Kurt Vonnegut’s Player Piano is a dystopian novel that is rarely mentioned and somewhat ignored among the likes of 1984 or Brave New World or The Handmaid’s Tale . After reading a handful of Vonnegut’s book , even if it’s not the best, I really admire it.

The center theme of Player Piano is dehumanization through mass mechanization in almost every field of production. Although this has been a concern for some decades now, with the rise of AI(or a big step towards the ultimate rise) in this decade, this became alarmingly close to home. Engineers, the very creator of this technology,will also not be exempt from its consequences – and will be replaced by few humans who will supervise AI managers,who in turn will supervise AI programmers ,which subsequently will create programs to generate movies/art/books/songs and to review them also.Human will be left out of this mechanism altogether and some who will remain , have to follow strict conventions defined by machines whose ultimate goal is profit, not critical thinking.

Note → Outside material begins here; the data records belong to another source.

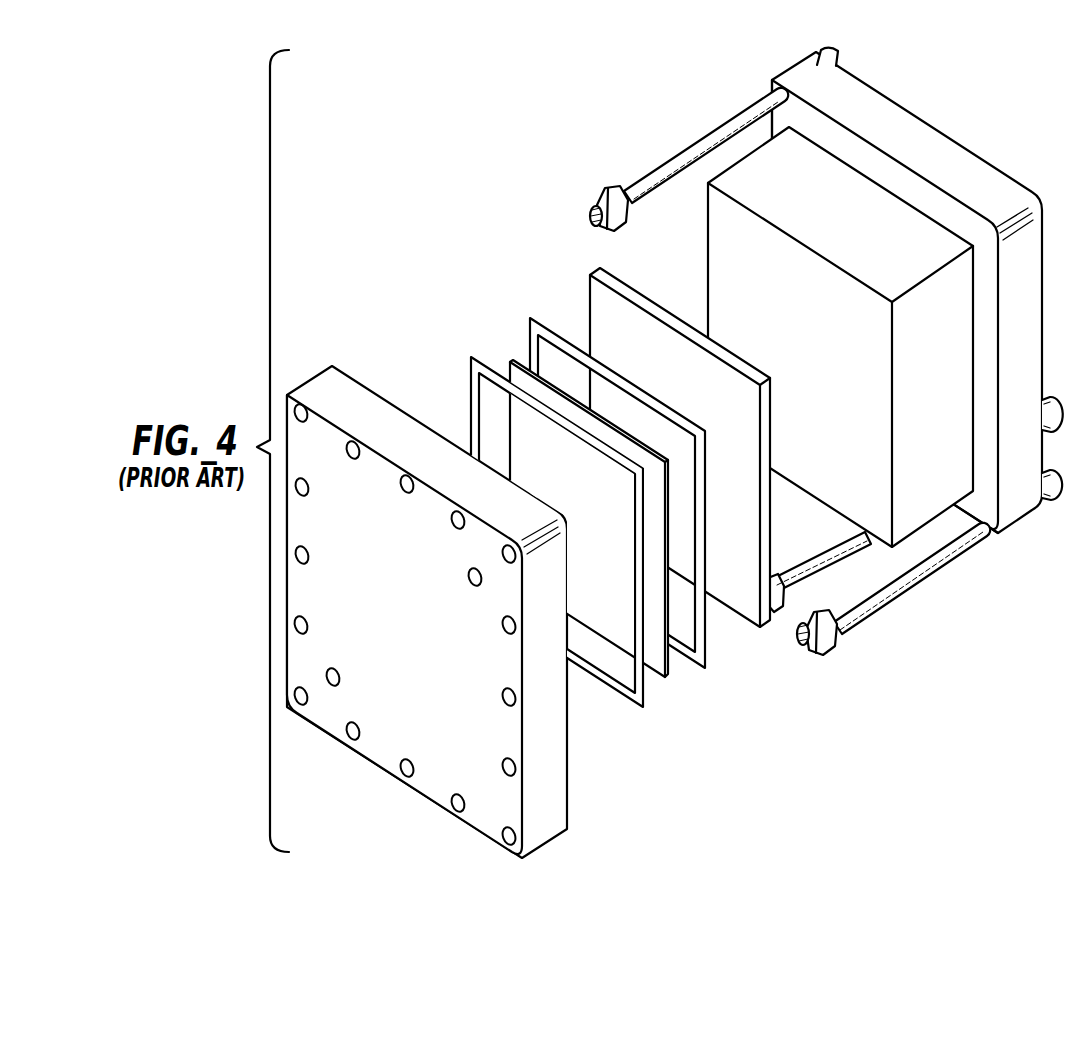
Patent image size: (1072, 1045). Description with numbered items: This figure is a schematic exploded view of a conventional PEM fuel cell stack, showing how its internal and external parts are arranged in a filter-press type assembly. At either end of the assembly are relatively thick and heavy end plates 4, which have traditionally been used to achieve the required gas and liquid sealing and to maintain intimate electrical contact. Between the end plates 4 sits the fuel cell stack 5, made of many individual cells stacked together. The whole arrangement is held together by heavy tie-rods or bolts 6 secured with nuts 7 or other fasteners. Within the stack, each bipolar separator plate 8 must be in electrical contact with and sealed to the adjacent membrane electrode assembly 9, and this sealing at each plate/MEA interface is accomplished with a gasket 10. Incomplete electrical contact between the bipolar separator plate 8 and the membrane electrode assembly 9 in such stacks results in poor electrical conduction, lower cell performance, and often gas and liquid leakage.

The end plate 4 is at (308, 382).
The fuel cell stack 5 is at (748, 172).
The tie-rod or bolt 6 is at (655, 168).
The nut 7 is at (607, 190).
The bipolar separator plate 8 is at (592, 273).
The membrane electrode assembly 9 is at (510, 358).
The gasket 10 is at (530, 317).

One of the harrowing parallels in our world is that,it has also started to affect some of the white collar jobs especially that can be done at a much faster pace by machines like content creation,translation,video tutorials,voice acting among some and will be used to a much bigger extent to produce things without soul. The thing that Vonnegut got wrong in my opinion is his optimism and rationality in society, and that of universal basic income would be achieved and everyone will have access to basic needs and healthcare and insurance,etc and they will be more happy and healthy than in past(although with less pride and more bored-this seems to be coming true though). This seems more and more impossible with the concentration of power in the hand of few big tech and can also be seen in constant lobbying against open source side of software or open and alternate AI/LLMS.

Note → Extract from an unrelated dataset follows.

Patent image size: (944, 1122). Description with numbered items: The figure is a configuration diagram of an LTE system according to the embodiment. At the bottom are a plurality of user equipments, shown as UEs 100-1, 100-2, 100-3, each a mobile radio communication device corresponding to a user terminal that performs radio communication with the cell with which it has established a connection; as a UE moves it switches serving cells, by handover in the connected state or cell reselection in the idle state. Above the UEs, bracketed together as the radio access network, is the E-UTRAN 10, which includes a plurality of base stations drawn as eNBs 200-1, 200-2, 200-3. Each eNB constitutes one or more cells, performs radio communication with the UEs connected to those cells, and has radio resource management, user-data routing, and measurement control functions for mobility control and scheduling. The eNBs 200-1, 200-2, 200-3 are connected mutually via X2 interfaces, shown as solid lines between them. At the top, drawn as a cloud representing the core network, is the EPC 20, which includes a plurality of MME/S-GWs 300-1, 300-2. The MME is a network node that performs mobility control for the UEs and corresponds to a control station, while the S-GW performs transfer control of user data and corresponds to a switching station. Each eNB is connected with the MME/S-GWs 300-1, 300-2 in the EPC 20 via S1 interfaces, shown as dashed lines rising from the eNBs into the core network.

“Do?” said Harrison. “Do? That’s just it, my boy. All of the doors have been closed. There’s nothing to do but to find a womb suitable for an adult, and crawl into it. One without machines would suit me particularly.”

Our hero is a discontented middle manager who have grown to despise the dehumanization slowly. The social hierarchy described in the novel almost directly parallel the structure we go through student and then work/corporate phase,allover the world and here in India too. Everyone is either a top dog or else a faceless mob hired by top dogs and to remain grateful to them because they hired him to make money for him.

To conclude, this is one of the Kurt’s most straightforward novels to get started, which in these times is truer in most aspects.Being his first novel it still lacks his voice, of dark humor and satire,but still rings ideas which are more realistic today than it was in 1952, when the book was published. Although technology is a novel thing, but the greed driving it and the vision of few controlling entities doesn’t always lead to the best humanizing outcome.

“If it weren’t for the people, the god-damn people’ said Finnerty, ‘always getting tangled up in the machinery. If it weren’t for them, the world would be an engineer’s paradise.”